To evaluate whether methotrexate can be discontinued without loss of treatment efficacy, they conducted a 12-month extension substudy of the OPAL Balance long-term study in patients who had been on a stable dose of tofacitinib. The study of tofacitinib monotherapy after methotrexate withdrawal was designed as a phase 3, randomized, double-blind, placebo-controlled parallel-group, 12-month estimation study with patients from 50 clinics across 14 countries.

A total of 180 patients were recruited from the OPAL Balance trial between October 2017 and May 2019. Eligibility criteria included having received tofacitinib treatment for at least 24 months, maintained at 5mg twice daily for at least 3 months; and a stable dose of oral methotrexate of 7.5-20mg/week for at least 4 weeks. Candidates were excluded if they were receiving other conventional synthetic disease-modifying antirheumatic drugs (csDMARDs), or methotrexate at a dose less than 7.5mg/week or more than 20mg/week.

The participants were maintained on open label tofacitinib 5mg twice daily, and randomized to either maintain methotrexate or receive a placebo of matching appearance. The primary endpoints at 6 months were changes from baseline in psoriatic arthritis disease activity score (PASDAS) and health assessment questionnaire-disability index (HAQ-DI); and safety measures of disease status and treatment tolerance were assessed throughout the study period.

The investigators reported that, on average, there were no appreciable differences in disease activity and physical function at 6 months between patients who continued or discontinued methotrexate. They noted a numerical difference in psoriatic arthritis disease activity score at month 9 favoring those who maintained the methotrexate, but that outcomes were similar in both treatment groups by month 12.

Nash and colleagues also found a similar safety profile between the groups, with the exception of elevated liver enzymes in a greater proportion of the patients who maintained methotrexate with tofacitinib.

In accompanying commentary, Roy Fleischmann, MD, University of Texas Southwestern Medical Center, Dallas, Texas, characterized the study as "an interesting and clinically important analysis," but offered several concerns about the design and interpretation of the results.

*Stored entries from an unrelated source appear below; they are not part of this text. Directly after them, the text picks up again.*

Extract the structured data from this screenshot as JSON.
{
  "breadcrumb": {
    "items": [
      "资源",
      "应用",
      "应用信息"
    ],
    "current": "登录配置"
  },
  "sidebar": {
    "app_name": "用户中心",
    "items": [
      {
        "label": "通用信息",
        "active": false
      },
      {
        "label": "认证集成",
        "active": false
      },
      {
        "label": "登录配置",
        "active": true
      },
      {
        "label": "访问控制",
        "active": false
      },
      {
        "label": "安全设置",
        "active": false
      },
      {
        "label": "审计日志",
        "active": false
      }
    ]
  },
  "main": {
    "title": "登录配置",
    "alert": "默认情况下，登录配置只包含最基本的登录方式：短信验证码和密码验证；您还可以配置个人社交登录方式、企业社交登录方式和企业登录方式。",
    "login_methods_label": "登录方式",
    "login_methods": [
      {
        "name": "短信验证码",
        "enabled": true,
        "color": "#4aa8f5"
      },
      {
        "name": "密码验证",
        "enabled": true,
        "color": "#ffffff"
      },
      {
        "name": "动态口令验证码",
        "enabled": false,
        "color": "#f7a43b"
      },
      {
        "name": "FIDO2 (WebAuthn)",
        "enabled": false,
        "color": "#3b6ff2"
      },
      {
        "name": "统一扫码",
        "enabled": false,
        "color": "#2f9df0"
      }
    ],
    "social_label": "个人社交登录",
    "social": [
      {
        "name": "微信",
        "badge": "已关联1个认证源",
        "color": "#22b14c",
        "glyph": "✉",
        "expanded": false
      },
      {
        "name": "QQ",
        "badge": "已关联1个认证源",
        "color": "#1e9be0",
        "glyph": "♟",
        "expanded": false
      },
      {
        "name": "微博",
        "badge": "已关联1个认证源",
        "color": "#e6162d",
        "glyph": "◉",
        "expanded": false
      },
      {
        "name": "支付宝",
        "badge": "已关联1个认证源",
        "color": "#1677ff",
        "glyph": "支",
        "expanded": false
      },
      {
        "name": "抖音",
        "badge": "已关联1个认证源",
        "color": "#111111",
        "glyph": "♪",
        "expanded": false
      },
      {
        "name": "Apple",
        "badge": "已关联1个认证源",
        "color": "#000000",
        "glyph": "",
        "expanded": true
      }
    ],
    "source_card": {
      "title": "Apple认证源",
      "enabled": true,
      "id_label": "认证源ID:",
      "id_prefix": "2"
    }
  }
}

He noted that the 2019 EULAR guidelines recommend methotrexate dosage of 25mg/week, but that the mean dose of methotrexate before withdrawal in this study was 15mg/week, and the maximum was 20mg/week.

"There is a possibility that many of the patients who maintained their response with tofacitinib monotherapy did so because they were treated with a suboptimal, ineffective dose of methotrexate before inclusion," Fleischmann posited.

He also points out that the trial report does not specify what percentage of patients transitioning to tofacitinib monotherapy had maintained effective disease control. In addition, the report does not indicate whether psoriasis flared when methotrexate was discontinued; or whether there was arthritis flare with the tofacitinib monotherapy.

"What cannot be answered by this substudy," Fleishchmann remarked, "are the basic questions of whether front-line tofacitinib monotherapy is superior, non-inferior, not non-inferior, or inferior to an optimal dose methotrexate in any of the multiple manifestations of psoriatic arthritis."

Nash and colleagues consider the results as suggestive rather than definitive, however, and conclude "some patients receiving tofacitinib 5mg twice daily with background methotrexate who are in a stable disease state might be able to discontinue methotrexate to receive tofacitinib monotherapy, without an adverse effect on their overall disease activity or health-related quality of life."

The study, “Tofacitinib as Monotherapy Following Methotrexate Withdrawal in Patients with Psoriatic Arthritis Previously Treated with Open-Label Tofacitinib Plus Methotrexate: A Randomized, Placebo-controlled Substudy of OPAL Balance,” was published online in The Lancet Rheumatology.